Nathan Wachtel
Los principales lugares de refugio de los indios insumisos se sitúan en el nacimiento del Desaguadero, así como en el lago Poopó. Hay quejas de que, ocultos entre los pantanos, inaccesibles en los campos de totora, bandas de ochosumas y de iru-itus siguen escapando al control de los caciques aymaras. No se conforman con huir y defender su libertad; su audacia los lleva incluso a atacar los pueblos vecinos para saquear víveres y rebaños. (De hecho, los Uros, consumidores de pescado, aves acuáticas, hierbas y raíces, parecen apreciar mucho la carne). De ese modo, mantienen un estado de inseguridad permanente en la gran ruta que lleva de Cuzco a Potosi y que pasa precisamente por el Desaguadero.

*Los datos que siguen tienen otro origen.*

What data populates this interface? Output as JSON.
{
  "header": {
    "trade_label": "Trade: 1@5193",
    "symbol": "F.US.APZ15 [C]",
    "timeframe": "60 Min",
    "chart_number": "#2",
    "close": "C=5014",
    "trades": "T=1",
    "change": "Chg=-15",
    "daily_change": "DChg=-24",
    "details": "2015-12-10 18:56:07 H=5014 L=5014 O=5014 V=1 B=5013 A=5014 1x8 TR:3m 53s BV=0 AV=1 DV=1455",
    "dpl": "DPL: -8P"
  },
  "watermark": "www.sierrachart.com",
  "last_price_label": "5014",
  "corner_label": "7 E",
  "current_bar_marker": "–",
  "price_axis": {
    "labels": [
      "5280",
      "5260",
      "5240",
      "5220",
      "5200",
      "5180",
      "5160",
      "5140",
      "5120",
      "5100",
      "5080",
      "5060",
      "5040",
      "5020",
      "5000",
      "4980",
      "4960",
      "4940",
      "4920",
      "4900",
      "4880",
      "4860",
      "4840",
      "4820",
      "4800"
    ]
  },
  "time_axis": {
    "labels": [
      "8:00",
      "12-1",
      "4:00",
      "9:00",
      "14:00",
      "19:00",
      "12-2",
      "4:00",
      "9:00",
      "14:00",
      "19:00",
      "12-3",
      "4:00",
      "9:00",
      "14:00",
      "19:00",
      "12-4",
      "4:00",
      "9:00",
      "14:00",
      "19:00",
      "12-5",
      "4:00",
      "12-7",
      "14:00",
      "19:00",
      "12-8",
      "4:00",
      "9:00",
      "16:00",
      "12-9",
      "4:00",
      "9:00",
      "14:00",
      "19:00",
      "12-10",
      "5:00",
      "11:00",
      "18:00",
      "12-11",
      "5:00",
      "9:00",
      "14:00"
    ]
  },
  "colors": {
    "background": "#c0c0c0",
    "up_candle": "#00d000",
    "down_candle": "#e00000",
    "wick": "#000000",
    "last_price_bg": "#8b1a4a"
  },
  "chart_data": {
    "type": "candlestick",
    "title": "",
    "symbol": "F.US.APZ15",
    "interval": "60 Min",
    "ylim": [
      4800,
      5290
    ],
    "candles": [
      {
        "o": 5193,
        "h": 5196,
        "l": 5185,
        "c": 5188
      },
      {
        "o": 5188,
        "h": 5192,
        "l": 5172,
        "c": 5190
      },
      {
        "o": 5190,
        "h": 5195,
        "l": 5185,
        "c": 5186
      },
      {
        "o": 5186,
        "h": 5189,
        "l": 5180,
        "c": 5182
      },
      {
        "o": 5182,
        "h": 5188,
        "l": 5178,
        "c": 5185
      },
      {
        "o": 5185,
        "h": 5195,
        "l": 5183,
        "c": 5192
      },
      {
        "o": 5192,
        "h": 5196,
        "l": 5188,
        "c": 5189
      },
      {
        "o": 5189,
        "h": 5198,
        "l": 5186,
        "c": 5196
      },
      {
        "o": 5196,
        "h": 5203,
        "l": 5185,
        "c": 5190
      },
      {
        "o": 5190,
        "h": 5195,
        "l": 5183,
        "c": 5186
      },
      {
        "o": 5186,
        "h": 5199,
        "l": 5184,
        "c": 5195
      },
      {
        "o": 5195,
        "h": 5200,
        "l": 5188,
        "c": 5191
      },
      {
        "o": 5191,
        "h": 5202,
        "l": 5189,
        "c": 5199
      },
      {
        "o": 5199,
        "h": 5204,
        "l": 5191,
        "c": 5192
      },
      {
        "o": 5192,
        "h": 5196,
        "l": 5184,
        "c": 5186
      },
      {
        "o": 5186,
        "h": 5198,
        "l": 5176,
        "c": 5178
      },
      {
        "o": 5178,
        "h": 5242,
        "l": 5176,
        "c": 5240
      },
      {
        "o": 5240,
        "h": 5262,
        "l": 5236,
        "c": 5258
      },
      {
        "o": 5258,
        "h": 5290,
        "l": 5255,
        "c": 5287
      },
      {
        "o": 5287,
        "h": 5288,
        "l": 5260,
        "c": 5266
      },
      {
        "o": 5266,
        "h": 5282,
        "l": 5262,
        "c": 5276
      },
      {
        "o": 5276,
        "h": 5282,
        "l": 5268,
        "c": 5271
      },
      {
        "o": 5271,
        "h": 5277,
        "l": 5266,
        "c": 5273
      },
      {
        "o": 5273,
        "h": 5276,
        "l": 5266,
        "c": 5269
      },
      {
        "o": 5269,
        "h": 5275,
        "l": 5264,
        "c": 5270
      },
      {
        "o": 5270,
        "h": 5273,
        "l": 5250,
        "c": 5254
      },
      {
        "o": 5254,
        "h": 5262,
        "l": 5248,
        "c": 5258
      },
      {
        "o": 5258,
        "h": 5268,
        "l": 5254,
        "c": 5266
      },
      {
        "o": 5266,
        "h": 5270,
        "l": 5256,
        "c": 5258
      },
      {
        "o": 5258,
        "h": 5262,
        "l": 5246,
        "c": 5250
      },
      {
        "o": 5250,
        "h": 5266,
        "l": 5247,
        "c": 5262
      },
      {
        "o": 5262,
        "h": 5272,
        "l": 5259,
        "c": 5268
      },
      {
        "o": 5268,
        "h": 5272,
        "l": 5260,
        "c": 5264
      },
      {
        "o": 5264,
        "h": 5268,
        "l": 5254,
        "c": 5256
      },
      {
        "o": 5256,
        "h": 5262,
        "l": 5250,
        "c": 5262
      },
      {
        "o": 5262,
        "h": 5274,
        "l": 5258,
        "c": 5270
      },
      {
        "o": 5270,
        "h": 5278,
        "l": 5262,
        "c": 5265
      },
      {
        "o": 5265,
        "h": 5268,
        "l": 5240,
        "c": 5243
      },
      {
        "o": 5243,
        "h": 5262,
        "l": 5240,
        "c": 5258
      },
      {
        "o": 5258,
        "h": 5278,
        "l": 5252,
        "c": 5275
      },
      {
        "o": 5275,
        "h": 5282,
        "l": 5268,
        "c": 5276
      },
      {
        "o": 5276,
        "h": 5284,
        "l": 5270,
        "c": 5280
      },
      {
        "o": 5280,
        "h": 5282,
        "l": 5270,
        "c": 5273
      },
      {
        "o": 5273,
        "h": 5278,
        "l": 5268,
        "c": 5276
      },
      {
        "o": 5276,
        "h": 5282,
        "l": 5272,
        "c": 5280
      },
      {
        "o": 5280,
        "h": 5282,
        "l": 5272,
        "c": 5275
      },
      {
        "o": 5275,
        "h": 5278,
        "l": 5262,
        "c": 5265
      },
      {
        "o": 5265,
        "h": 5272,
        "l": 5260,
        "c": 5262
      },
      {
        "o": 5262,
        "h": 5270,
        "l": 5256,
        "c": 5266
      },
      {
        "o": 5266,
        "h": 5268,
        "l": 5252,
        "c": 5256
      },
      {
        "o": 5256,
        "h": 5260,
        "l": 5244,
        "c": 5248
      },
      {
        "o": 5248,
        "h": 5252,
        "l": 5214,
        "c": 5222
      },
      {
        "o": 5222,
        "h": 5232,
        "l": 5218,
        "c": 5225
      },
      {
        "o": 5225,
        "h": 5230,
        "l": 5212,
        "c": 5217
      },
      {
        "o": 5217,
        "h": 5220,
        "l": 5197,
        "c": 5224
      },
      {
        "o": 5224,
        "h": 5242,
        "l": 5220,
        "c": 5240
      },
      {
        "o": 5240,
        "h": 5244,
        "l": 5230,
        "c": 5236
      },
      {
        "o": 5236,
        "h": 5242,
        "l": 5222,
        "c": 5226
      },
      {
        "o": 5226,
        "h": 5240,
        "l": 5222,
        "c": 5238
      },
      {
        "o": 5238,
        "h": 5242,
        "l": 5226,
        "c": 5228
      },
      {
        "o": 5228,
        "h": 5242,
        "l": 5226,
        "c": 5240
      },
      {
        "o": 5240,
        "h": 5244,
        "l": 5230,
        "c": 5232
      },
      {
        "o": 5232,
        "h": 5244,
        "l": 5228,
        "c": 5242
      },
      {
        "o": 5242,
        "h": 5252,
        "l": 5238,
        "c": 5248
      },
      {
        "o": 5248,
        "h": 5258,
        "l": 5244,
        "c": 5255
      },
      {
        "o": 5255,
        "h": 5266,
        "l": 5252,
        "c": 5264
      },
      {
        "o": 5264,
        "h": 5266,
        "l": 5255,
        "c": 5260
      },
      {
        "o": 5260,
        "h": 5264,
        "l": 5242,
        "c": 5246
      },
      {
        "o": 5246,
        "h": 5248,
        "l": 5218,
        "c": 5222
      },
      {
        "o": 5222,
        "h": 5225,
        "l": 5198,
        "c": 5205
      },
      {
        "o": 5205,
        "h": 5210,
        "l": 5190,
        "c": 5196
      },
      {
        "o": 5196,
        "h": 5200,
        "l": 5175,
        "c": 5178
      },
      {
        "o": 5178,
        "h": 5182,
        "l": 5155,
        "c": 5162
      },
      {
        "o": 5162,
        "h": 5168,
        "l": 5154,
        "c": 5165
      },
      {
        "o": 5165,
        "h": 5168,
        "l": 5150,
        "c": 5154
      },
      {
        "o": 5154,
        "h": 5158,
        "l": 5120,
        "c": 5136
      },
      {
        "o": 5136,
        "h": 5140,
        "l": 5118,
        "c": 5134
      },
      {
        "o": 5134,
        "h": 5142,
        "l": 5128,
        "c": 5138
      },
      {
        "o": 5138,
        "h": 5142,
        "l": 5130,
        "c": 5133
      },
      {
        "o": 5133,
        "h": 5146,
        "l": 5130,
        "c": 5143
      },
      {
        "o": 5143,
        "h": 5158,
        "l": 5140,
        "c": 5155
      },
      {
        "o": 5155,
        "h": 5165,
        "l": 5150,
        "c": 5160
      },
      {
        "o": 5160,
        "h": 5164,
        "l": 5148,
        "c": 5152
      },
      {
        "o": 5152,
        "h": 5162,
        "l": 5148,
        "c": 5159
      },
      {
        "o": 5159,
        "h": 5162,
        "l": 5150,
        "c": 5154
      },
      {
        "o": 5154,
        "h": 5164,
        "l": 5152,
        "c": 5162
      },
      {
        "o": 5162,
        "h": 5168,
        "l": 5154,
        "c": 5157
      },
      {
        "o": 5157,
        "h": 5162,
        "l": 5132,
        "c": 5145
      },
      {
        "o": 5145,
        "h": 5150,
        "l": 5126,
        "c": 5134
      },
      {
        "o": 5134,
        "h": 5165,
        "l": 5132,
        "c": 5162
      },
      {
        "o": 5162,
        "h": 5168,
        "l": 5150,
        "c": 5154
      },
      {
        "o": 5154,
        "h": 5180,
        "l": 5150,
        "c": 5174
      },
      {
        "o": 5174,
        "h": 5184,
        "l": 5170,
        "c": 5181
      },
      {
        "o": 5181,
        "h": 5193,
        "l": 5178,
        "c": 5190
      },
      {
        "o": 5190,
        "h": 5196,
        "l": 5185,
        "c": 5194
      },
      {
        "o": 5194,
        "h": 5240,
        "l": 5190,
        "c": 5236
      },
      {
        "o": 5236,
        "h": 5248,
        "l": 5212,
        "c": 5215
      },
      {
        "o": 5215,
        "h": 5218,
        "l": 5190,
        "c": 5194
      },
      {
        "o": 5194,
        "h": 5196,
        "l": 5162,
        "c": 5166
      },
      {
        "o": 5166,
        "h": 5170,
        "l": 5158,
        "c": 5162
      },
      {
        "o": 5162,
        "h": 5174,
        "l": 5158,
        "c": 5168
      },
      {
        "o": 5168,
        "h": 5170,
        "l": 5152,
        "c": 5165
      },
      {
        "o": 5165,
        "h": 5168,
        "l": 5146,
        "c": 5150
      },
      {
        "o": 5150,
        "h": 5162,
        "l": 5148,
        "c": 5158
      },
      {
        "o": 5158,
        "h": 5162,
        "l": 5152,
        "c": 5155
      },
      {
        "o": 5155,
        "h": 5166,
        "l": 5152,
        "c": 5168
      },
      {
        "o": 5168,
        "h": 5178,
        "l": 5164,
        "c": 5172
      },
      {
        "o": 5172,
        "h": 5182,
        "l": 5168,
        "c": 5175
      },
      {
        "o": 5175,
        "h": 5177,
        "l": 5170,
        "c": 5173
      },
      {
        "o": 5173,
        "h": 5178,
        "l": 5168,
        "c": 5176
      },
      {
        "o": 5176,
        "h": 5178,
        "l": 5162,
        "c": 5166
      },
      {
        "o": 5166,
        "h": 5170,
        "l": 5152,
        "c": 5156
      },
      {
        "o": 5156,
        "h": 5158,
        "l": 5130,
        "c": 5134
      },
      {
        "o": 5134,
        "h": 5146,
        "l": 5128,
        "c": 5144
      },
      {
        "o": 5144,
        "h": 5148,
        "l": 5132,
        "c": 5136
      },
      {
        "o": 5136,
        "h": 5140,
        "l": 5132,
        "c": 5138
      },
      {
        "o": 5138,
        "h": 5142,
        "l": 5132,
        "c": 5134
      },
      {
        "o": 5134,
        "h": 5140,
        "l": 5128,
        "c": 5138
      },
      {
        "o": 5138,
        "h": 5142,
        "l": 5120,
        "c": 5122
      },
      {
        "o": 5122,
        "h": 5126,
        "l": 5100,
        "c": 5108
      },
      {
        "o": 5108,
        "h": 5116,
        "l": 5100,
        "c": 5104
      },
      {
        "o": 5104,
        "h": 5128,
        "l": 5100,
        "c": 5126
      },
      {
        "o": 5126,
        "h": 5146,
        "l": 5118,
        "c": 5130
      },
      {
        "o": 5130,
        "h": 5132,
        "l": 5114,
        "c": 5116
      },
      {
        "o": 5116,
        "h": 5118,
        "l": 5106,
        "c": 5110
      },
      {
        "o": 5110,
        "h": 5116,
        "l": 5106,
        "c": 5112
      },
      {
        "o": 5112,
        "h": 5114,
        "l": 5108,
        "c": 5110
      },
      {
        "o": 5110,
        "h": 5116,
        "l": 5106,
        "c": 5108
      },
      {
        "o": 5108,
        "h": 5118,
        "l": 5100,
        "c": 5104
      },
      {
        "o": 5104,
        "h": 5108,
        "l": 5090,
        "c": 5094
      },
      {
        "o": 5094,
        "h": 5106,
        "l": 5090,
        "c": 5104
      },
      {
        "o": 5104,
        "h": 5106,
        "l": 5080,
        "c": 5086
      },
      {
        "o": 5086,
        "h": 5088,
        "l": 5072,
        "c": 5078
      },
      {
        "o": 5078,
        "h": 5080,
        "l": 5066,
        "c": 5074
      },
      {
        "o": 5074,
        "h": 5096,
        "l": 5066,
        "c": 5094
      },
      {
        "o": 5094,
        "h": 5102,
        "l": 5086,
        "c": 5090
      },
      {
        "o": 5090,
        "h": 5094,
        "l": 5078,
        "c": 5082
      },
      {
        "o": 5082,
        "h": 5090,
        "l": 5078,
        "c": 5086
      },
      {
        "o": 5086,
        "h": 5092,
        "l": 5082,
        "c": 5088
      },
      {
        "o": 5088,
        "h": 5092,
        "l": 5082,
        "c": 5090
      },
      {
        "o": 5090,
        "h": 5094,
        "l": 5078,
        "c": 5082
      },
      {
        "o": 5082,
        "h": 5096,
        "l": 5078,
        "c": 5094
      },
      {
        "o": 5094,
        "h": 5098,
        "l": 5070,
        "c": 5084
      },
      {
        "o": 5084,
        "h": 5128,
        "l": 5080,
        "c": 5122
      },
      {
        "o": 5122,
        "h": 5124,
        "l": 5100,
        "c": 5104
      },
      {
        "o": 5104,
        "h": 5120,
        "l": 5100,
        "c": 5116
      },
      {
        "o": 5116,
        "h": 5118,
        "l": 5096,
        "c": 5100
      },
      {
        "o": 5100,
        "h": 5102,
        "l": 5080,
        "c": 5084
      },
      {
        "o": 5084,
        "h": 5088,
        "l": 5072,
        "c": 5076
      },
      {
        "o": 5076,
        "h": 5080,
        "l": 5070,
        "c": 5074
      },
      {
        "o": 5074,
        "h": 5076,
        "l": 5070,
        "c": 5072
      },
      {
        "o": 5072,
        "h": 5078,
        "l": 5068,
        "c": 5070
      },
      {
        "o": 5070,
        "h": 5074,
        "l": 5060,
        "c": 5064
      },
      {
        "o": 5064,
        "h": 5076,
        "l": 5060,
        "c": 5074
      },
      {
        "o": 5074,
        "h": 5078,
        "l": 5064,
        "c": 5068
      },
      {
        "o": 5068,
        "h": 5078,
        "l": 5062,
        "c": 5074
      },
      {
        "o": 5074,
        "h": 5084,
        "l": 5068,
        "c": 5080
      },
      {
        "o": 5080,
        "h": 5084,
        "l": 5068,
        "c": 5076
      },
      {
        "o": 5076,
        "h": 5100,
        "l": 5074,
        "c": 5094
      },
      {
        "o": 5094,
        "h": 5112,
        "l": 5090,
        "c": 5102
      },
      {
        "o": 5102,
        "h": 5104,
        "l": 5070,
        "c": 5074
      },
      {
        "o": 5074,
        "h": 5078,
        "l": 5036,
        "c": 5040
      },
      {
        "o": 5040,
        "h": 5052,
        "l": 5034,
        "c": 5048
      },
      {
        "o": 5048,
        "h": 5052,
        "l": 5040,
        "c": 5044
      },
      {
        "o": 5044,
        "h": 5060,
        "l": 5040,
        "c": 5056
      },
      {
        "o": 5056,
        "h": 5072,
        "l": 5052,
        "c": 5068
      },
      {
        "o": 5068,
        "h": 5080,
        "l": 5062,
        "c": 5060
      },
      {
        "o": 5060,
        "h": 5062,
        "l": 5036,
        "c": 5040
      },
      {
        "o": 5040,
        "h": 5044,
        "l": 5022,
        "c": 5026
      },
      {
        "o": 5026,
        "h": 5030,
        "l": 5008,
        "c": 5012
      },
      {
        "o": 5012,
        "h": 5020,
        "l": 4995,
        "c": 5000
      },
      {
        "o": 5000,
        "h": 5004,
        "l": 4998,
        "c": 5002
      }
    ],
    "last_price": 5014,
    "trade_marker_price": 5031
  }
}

Los aymaras de Machaca, de Guaqui o de Tiahuanaco se ven obligados a escapar en muchas ocasiones, y las autoridades organizan de cuando en cuando expediciones punitivas. Parece que esos trastornos no alcanzan la amplitud de las guerras que se perpetúan en las “fronteras” del virreinato; sabemos que por un lado los araucanos y por otro los chiriguanos opusieron a los europeos una resistencia encarnizada que se prolongó hasta fines del siglo XIX. Sin embargo, es significativo que las rebeliones de los hombres de agua sean mencionadas en varios documentos, junto con las de los calchaquís de Tucuman. Los uros del Desaguadero y del lago Poopó, menos numerosos, aislados en el corazón del territorio colonial y ya en vías de aculturación, peleaban en un combate mucho más desigual; sin embargo, no dejan de ser los indios bravos del interior.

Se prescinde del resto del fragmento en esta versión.